GP practices have helped improve diabetes care in the NHS and more people are being routinely monitored for indicators of complications, according to a report published by the Department of Health (DH) today (20 August 2008).
The report, Five Years On, reflects on how well the NHS is performing against the standards for diabetes care set out in the National Service Framework (NSF) Delivery Strategy in 2003.
It says that, in line with the government’s commitment to providing a preventative health service, the NHS is making particular progress in focusing more on prevention and in identifying diabetes earlier in people who were unaware that they had the condition and those at risk of developing it.
Around 600,000 people have been diagnosed with diabetes in the last five years, equivalent to 2,000 a week, and are now receiving the treatment they need to manage their condition.
However, as well as reflecting on progress made in diabetes care, the report also sets out areas for improvement.
For instance, the report acknowledges that more work must be done to improve outcomes for young people with diabetes.
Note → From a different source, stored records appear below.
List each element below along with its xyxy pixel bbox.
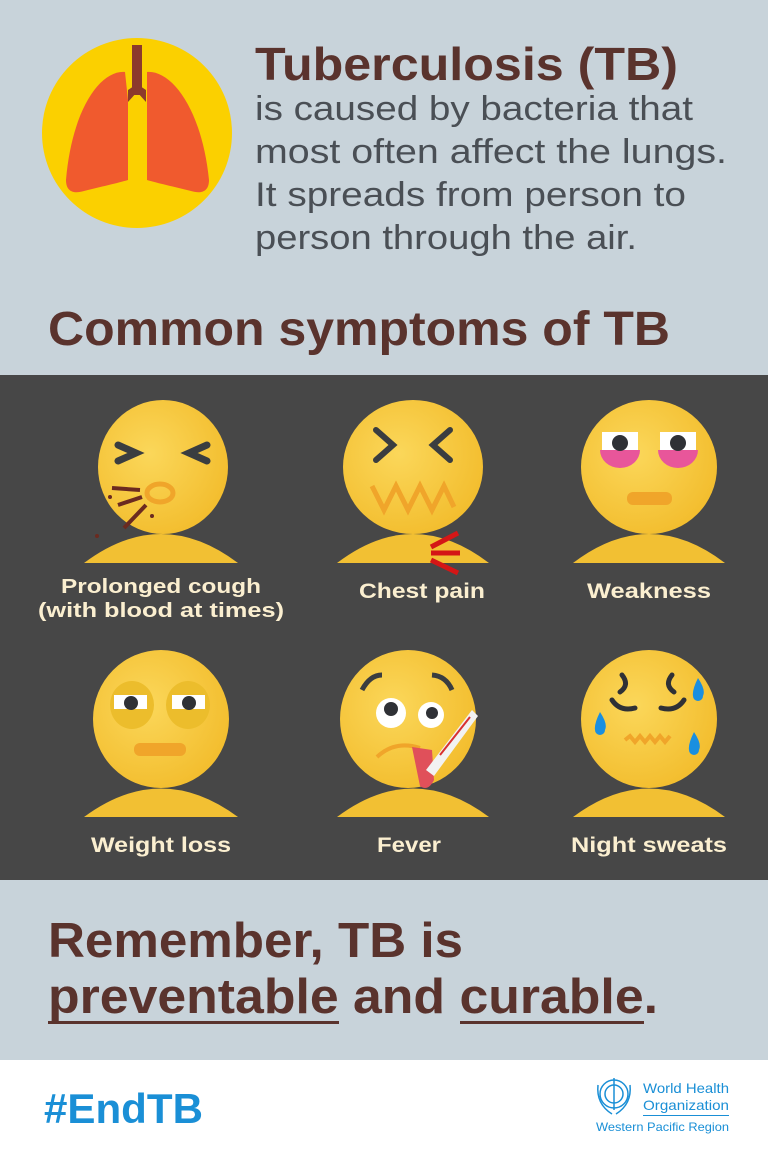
logo: WHO: Organization [643, 1097, 729, 1113]
text block: intro [255, 90, 727, 257]
logo: WHO: World Health [643, 1080, 729, 1096]
logo: WHO [596, 1078, 729, 1134]
symptom: fever [337, 650, 489, 857]
symptom: fever: Fever [377, 834, 441, 857]
background: bottom section [0, 880, 768, 1060]
text block: intro: It spreads from person to [255, 176, 686, 214]
background: top section [0, 0, 768, 375]
symptom: night sweats [571, 650, 727, 857]
symptom: weakness: Weakness [587, 580, 711, 603]
symptom: prolonged cough [38, 400, 284, 622]
text block: intro: most often affect the lungs. [255, 133, 727, 171]
text block: remember: Remember, TB is [48, 914, 463, 968]
title: Tuberculosis (TB) [255, 38, 678, 90]
symptom: weight loss: Weight loss [91, 834, 231, 857]
symptom: weakness [573, 400, 725, 603]
panel: symptoms [0, 375, 768, 880]
symptom: prolonged cough: Prolonged cough [61, 576, 261, 598]
symptom: chest pain [337, 400, 489, 603]
text block: intro: is caused by bacteria that [255, 90, 694, 128]
heading: common symptoms: Common symptoms of TB [48, 303, 670, 356]
text block: remember [48, 914, 658, 1024]
symptom: weight loss [84, 650, 238, 857]
icon: lungs [42, 38, 232, 228]
text block: intro: person through the air. [255, 219, 637, 257]
logo: WHO: Western Pacific Region [596, 1120, 729, 1134]
symptom: night sweats: Night sweats [571, 834, 727, 857]
symptom: prolonged cough: (with blood at times) [38, 600, 284, 622]
hashtag: #EndTB [44, 1085, 203, 1132]
text block: remember: preventable and curable. [48, 970, 658, 1024]
symptom: chest pain: Chest pain [359, 580, 485, 603]
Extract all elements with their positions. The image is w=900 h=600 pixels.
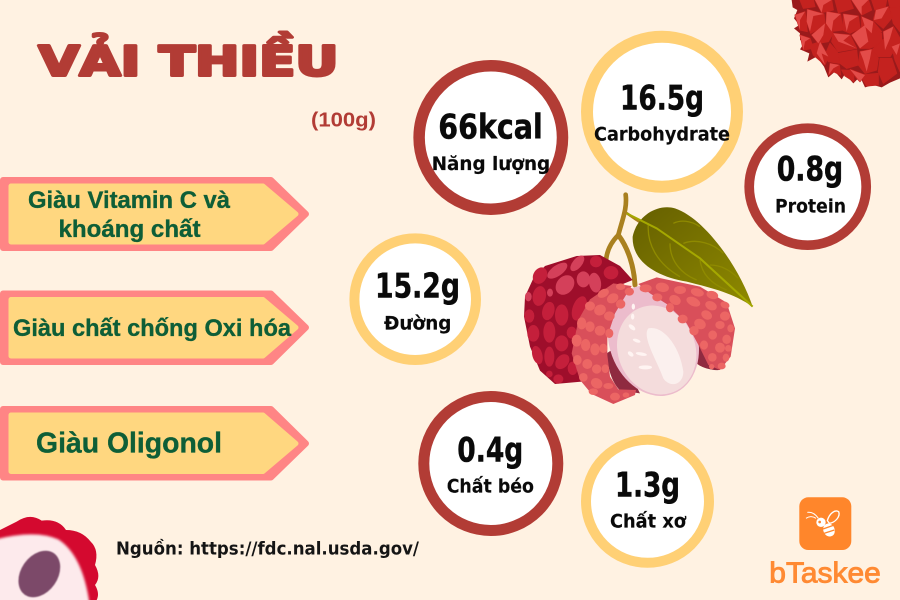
benefit arrow: antioxidants xyxy=(3,294,306,362)
lychee white flesh xyxy=(0,534,91,600)
value: 16.5g: 16.5g xyxy=(620,78,704,118)
stat circle: energy xyxy=(419,66,562,209)
benefit text: minerals: khoáng chất xyxy=(58,216,200,243)
illustration: halved lychee bottom left xyxy=(0,517,98,600)
label: fiber: Chất xơ xyxy=(610,510,687,533)
label: fat: Chất béo xyxy=(447,475,534,498)
leaf xyxy=(627,207,753,307)
lychee stem xyxy=(606,195,642,285)
benefit arrow: oligonol xyxy=(3,409,306,478)
logo: bTaskee xyxy=(769,497,881,590)
stat circle: carbohydrate xyxy=(587,37,737,187)
pink open peel xyxy=(572,277,735,404)
label: carbohydrate: Carbohydrate xyxy=(594,124,730,146)
logo wordmark: bTaskee xyxy=(769,558,881,590)
shadow under peel xyxy=(607,340,720,393)
red lychee skin xyxy=(524,253,633,384)
rambutan highlights xyxy=(795,0,900,82)
label: energy: Năng lượng xyxy=(432,153,550,175)
value: 0.8g: 0.8g xyxy=(777,150,843,190)
rambutan dark base xyxy=(792,0,900,87)
icon: bee xyxy=(806,511,839,538)
label: protein: Protein xyxy=(775,196,846,218)
benefit text: oligonol: Giàu Oligonol xyxy=(36,428,222,460)
value: 0.4g: 0.4g xyxy=(457,431,523,471)
rambutan facets xyxy=(795,0,900,86)
label: sugar: Đường xyxy=(384,312,452,334)
logo icon tile xyxy=(799,497,851,550)
lychee rind xyxy=(0,517,98,600)
serving size note: (100g) xyxy=(311,110,376,132)
illustration: lychee with leaf xyxy=(524,195,753,409)
lychee flesh xyxy=(593,272,714,409)
stat circle: sugar xyxy=(354,238,476,360)
lychee seed xyxy=(18,550,61,598)
benefit arrow: vitamin C xyxy=(3,180,306,248)
benefit text: antioxidants: Giàu chất chống Oxi hóa xyxy=(13,315,291,342)
value: 15.2g: 15.2g xyxy=(375,267,460,307)
stat circle: fiber xyxy=(586,440,709,563)
source citation: Nguồn: https://fdc.nal.usda.gov/ xyxy=(116,538,420,560)
illustration: rambutan top right xyxy=(792,0,900,87)
stat circle: protein xyxy=(749,128,866,245)
stat circle: fat xyxy=(424,396,558,530)
value: 66kcal: 66kcal xyxy=(438,107,543,147)
title: VẢI THIỀU xyxy=(38,32,338,86)
value: 1.3g: 1.3g xyxy=(615,466,680,506)
benefit text: vitamin C: Giàu Vitamin C và xyxy=(28,187,230,214)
The DH says the Children and Young People Implementation Support Group is working to make progress in this area.
Health Minister Ann Keen said: “Today’s report shows that the NHS is getting better and better at identifying people with diabetes and at supporting them to manage their condition.
“The Next Stage Review made prevention a priority for the NHS and this is especially relevant to diabetes, as a disease whose global increase in prevalence is partly a consequence of rising obesity.
“Our vascular risk assessment programme, Putting Prevention First, is expected to prevent thousands of people developing diabetes each year and our strategy to tackle the rise in obesity will help many more reduce their risk of the disease.”
National Clinical Director for Diabetes, Dr Rowan Hillson MBE, said: “The NHS has responded impressively to the first five years of the National Service Framework. More and more people with diabetes are getting good routine care, and their outcomes are improving year on year.
“The next five years will continue to bring challenges for diabetes teams as they work to further improve diabetes services in both primary and secondary care.”